Asistimos a la propagación de una nueva pandemia en el siglo XXI. En menos de cuatro meses desde su irrupción, la emergencia sacude sin poder vislumbrar todavía cómo será el mundo dentro de unos meses, cuando llegue el día después de esta dramática coyuntura.
En medio de la confusión, el miedo y la desorientación, podemos extraer algunas conclusiones y lecciones preliminares. La primera es casi obvia: la situación afecta más a las economías cuyo dinamismo está excesivamente atado a un sector, como el turismo, el petróleo o las materias primas agrícolas. El antídoto estructural a largo plazo es la diversificación.
La ralentización de los intercambios comerciales también entraña peligros para el pleno ejercicio del derecho a la alimentación, especialmente en países cuya balanza comercial agropecuaria es altamente deficitaria. En algunos casos se insinúa falta de mano de obra para transportar mercancías, especialmente para largos trayectos, aunque esto no repercute por el momento en la provisión de alimentos.
Unos 20 países del continente son importadores netos de alimentos. Sólo desde la región caribeña se emite cada año un cheque de 6.000 millones de dólares para alimentar a 44,5 millones de personas. La situación requiere estrategias para la seguridad alimentaria y más esfuerzos por mayor autosuficiencia.
Es necesario redimensionar de nuevo el papel de los agricultores familiares, actores claves en el aseguramiento de la autosuficiencia alimentaria y, paradójicamente, la variable de ajuste en circunstancias de incertidumbre económica. Esos agricultores proveen cerca del 60% de la oferta alimentaria en el continente. La coyuntura exige foco en las políticas que beneficien a estos productores poniendo el acento en temas como asociatividad, extensión, acceso a tecnologías y seguros agropecuarios.
La nueva generación de plagas y enfermedades que afecta a hombres y mujeres, y a cultivos y animales –como evidencian el Fusarium sobre el banano, la langosta y la peste porcina africana-, exige sofisticados servicios de vigilancia y cuarentena agropecuaria, de modo de reforzar la importancia de la inteligencia sanitaria y vigilancia prospectiva.
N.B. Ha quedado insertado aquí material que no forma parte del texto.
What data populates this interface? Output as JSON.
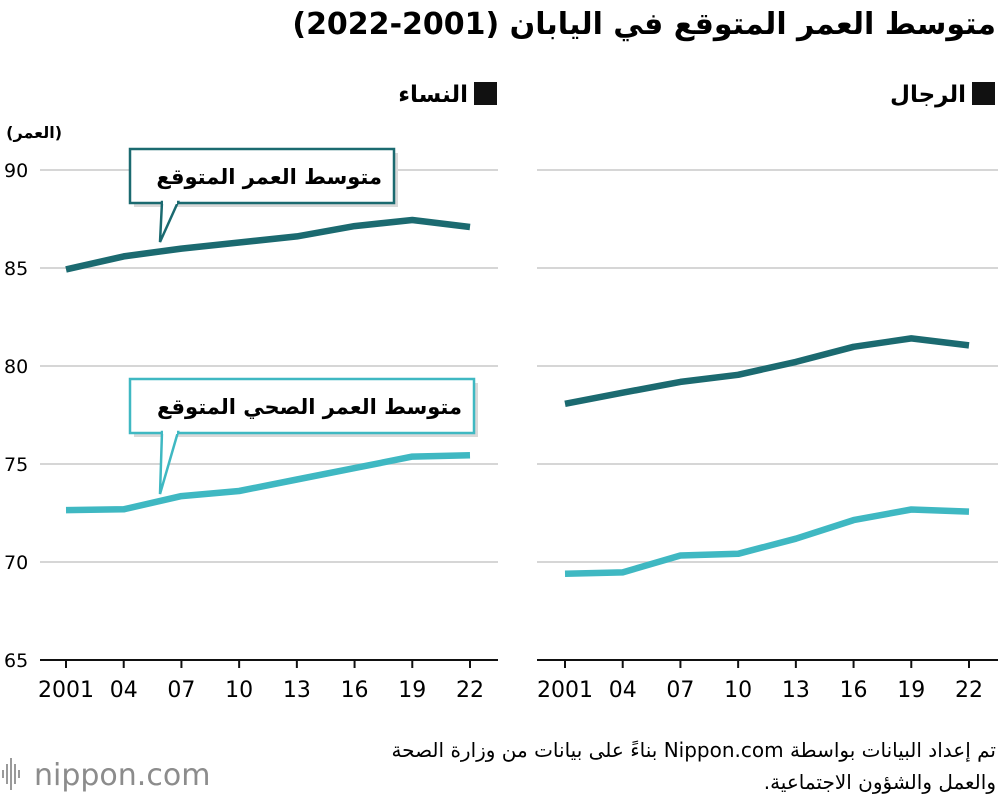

Es necesario fortalecer los sistemas nacionales y regionales de innovación y desarrollo antes que la brecha con los países desarrollados se haga inalcanzable. Tenemos que aumentar la productividad de los principales cultivos y, al mismo tiempo, sus resistencias frente a la sequía y a las pestes y enfermedades, en un marco de creciente rigurosidad de los países en cuanto al uso indiscriminado de ciertos agroquímicos.
Están en juego el bienestar y la seguridad alimentaria de nuestras poblaciones, lo que significa el mantenimiento del orden mundial tal como lo conocemos. La coyuntura hace indispensable más cooperación técnica, efectiva y de excelencia.